The Bible is massively heavy; its front is covered in moldy green material with holes in it, here and there. She opens the book. Its pages were glued permanently together some hundred years ago, by her grandfather; then a rectangle was cut out of them, making the book into a box.
She never loved her grandfather the way she did her grandmother. However, when they died in the gas leakage in their building, when she inherited the orange lamp shade, she took this Bible as well; because she was the only person who knew what grandpapa had done to it.

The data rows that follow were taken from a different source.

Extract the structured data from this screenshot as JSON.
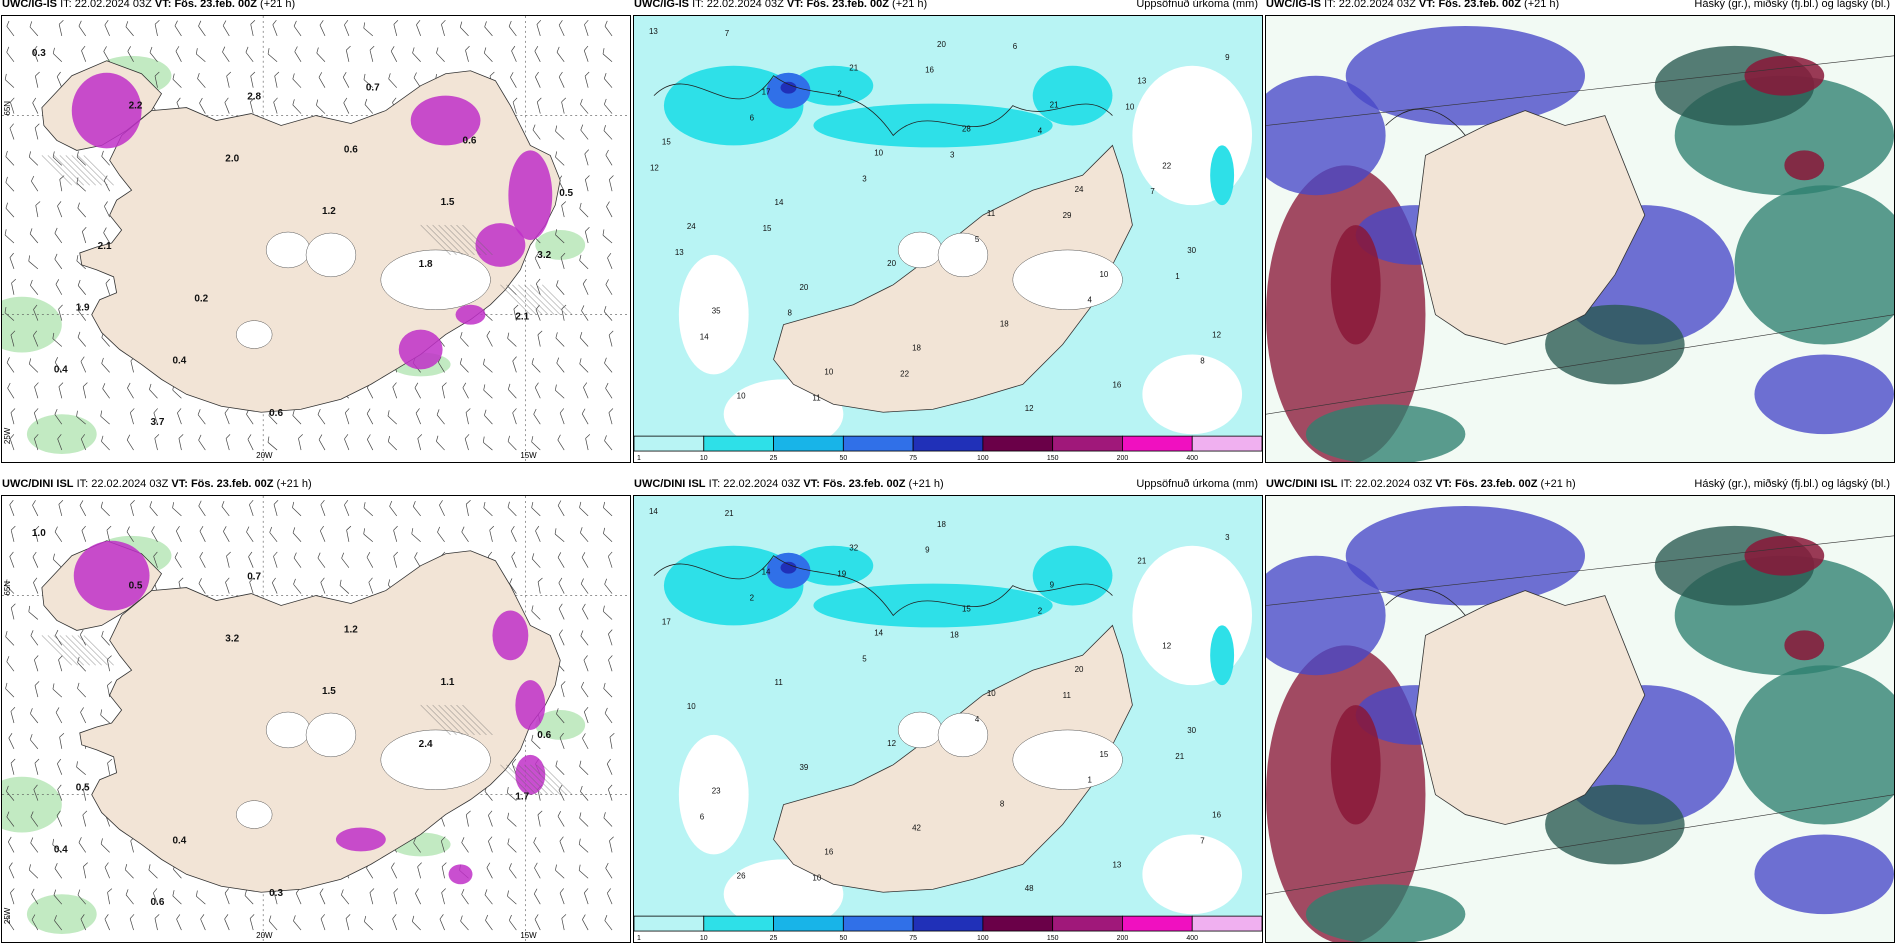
{
  "rows": [
    {
      "panels": [
        {
          "model": "UWC/IG-IS",
          "it_label": "IT:",
          "it_value": "22.02.2024 03Z",
          "vt_label": "VT:",
          "vt_value": "Fös. 23.feb. 00Z",
          "lead": "(+21 h)",
          "right_title": "",
          "kind": "wind"
        },
        {
          "model": "UWC/IG-IS",
          "it_label": "IT:",
          "it_value": "22.02.2024 03Z",
          "vt_label": "VT:",
          "vt_value": "Fös. 23.feb. 00Z",
          "lead": "(+21 h)",
          "right_title": "Uppsöfnuð úrkoma (mm)",
          "kind": "precip"
        },
        {
          "model": "UWC/IG-IS",
          "it_label": "IT:",
          "it_value": "22.02.2024 03Z",
          "vt_label": "VT:",
          "vt_value": "Fös. 23.feb. 00Z",
          "lead": "(+21 h)",
          "right_title": "Háský (gr.), miðský (fj.bl.) og lágský (bl.)",
          "kind": "cloud"
        }
      ]
    },
    {
      "panels": [
        {
          "model": "UWC/DINI ISL",
          "it_label": "IT:",
          "it_value": "22.02.2024 03Z",
          "vt_label": "VT:",
          "vt_value": "Fös. 23.feb. 00Z",
          "lead": "(+21 h)",
          "right_title": "",
          "kind": "wind"
        },
        {
          "model": "UWC/DINI ISL",
          "it_label": "IT:",
          "it_value": "22.02.2024 03Z",
          "vt_label": "VT:",
          "vt_value": "Fös. 23.feb. 00Z",
          "lead": "(+21 h)",
          "right_title": "Uppsöfnuð úrkoma (mm)",
          "kind": "precip"
        },
        {
          "model": "UWC/DINI ISL",
          "it_label": "IT:",
          "it_value": "22.02.2024 03Z",
          "vt_label": "VT:",
          "vt_value": "Fös. 23.feb. 00Z",
          "lead": "(+21 h)",
          "right_title": "Háský (gr.), miðský (fj.bl.) og lágský (bl.)",
          "kind": "cloud"
        }
      ]
    }
  ],
  "axis_labels": {
    "lon_20w": "20W",
    "lon_15w": "15W",
    "lat_65n": "65N",
    "lat_25w": "25W"
  },
  "colorbar": {
    "ticks": [
      "1",
      "10",
      "25",
      "50",
      "75",
      "100",
      "150",
      "200",
      "400"
    ],
    "colors": [
      "#b8f4f4",
      "#2ee0e8",
      "#18b4e8",
      "#3070e8",
      "#2030b8",
      "#6a0048",
      "#a0187a",
      "#f010c0",
      "#f0b0f0"
    ]
  },
  "precip_values_top": [
    "13",
    "17",
    "10",
    "11",
    "10",
    "12",
    "10",
    "21",
    "28",
    "24",
    "30",
    "35",
    "10",
    "20",
    "21",
    "22",
    "24",
    "20",
    "18",
    "12",
    "13",
    "15",
    "14",
    "20",
    "18",
    "16",
    "9",
    "6",
    "3",
    "5",
    "4",
    "8",
    "7",
    "2",
    "3",
    "29",
    "1",
    "14",
    "11",
    "16",
    "4",
    "7",
    "13",
    "8",
    "22",
    "6",
    "10",
    "12",
    "15"
  ],
  "precip_values_bottom": [
    "14",
    "14",
    "14",
    "10",
    "15",
    "16",
    "26",
    "32",
    "15",
    "20",
    "30",
    "23",
    "16",
    "18",
    "9",
    "12",
    "10",
    "39",
    "42",
    "48",
    "21",
    "17",
    "11",
    "12",
    "8",
    "13",
    "3",
    "2",
    "5",
    "4",
    "1",
    "7",
    "21",
    "19",
    "18",
    "11",
    "21",
    "6",
    "10",
    "9",
    "2"
  ],
  "wind_values_top": [
    "0.3",
    "2.2",
    "2.0",
    "1.2",
    "1.8",
    "2.1",
    "0.4",
    "3.7",
    "2.8",
    "0.6",
    "1.5",
    "3.2",
    "1.9",
    "0.4",
    "0.6",
    "0.7",
    "0.6",
    "0.5",
    "2.1",
    "0.2"
  ],
  "wind_values_bottom": [
    "1.0",
    "0.5",
    "3.2",
    "1.5",
    "2.4",
    "1.7",
    "0.4",
    "0.6",
    "0.7",
    "1.2",
    "1.1",
    "0.6",
    "0.5",
    "0.4",
    "0.3"
  ],
  "colors": {
    "land": "#f2e4d6",
    "sea_precip": "#b8f4f4",
    "magenta": "#c030c8",
    "green": "#90d890",
    "cloud_blue": "#4848c8",
    "cloud_teal": "#2e8070",
    "cloud_dark": "#285850",
    "cloud_red": "#8a1838"
  }
}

Both the Bible and the lamp shade still smell of the gas, forever. Her husband likes to complain about the odor when it increases, on hotter days. 'Smelly old rubbish,' he'll grunt, only allowing it in his house to appease her.

Now he frowns as she opens the lid.
Inside this box of a Bible is a gun. It is an old gun, shining darkly. It has been polished and oiled and loaded not too long ago, because she was bored. Grandpapa had taught her how to care for a gun, and she had never forgiven him for it until now.

She turns, aims, and fires.

The husband stares at her, surprised. She can see his hands, still tensed for explaining the delicacy of a rose to her. He reaches up and touches where the bullet hit him; dark red blood has begun to spill out of the wound and slop down his Ralph Lauren shirt. He looks back up at her, his mouth open to ask what happened. His fingers are covered in his warm red blood and he holds them up to his face, right in front of his eyes in the weak orange light. He studies his fingers for a full minute.

She watches him swallow and hears his breath get louder and louder.
When he loses his balance and twists about in vain to keep it and falls to the floor, she puts the gun back in the Bible. It’s not a logical thing to do, but it’s where the gun belongs, it was always grandpapa’s gun. She isn’t superstitious, but she feels grandpapa will haunt her if she does not care for the priceless gun, the one he taught her to care for.

She turns back to the man who couldn’t find anything in her that would be truly beautiful.

‘Surprise,’ she says to him, her voice trembling slightly as she looks down at where he is bleeding on her beautiful beige carpet.

And in those words of hers, a whole new world of emotions is triggered in him; she can see it in his eyes. They fill with tears.

‘How beautiful,’ he whispers, ‘how genuinely beautiful of you, Anna!’ he is wheezing for breath, but his expression is that of the man she saw in her vision; sitting on a wooden park bench, cupping a yellow rose and crying because he found a spill of pink inside.  

 

End.  

 

AN: i don't own ralph lauren. i'm just using the name to prove a point. namely; blood can be spilt on any shirt.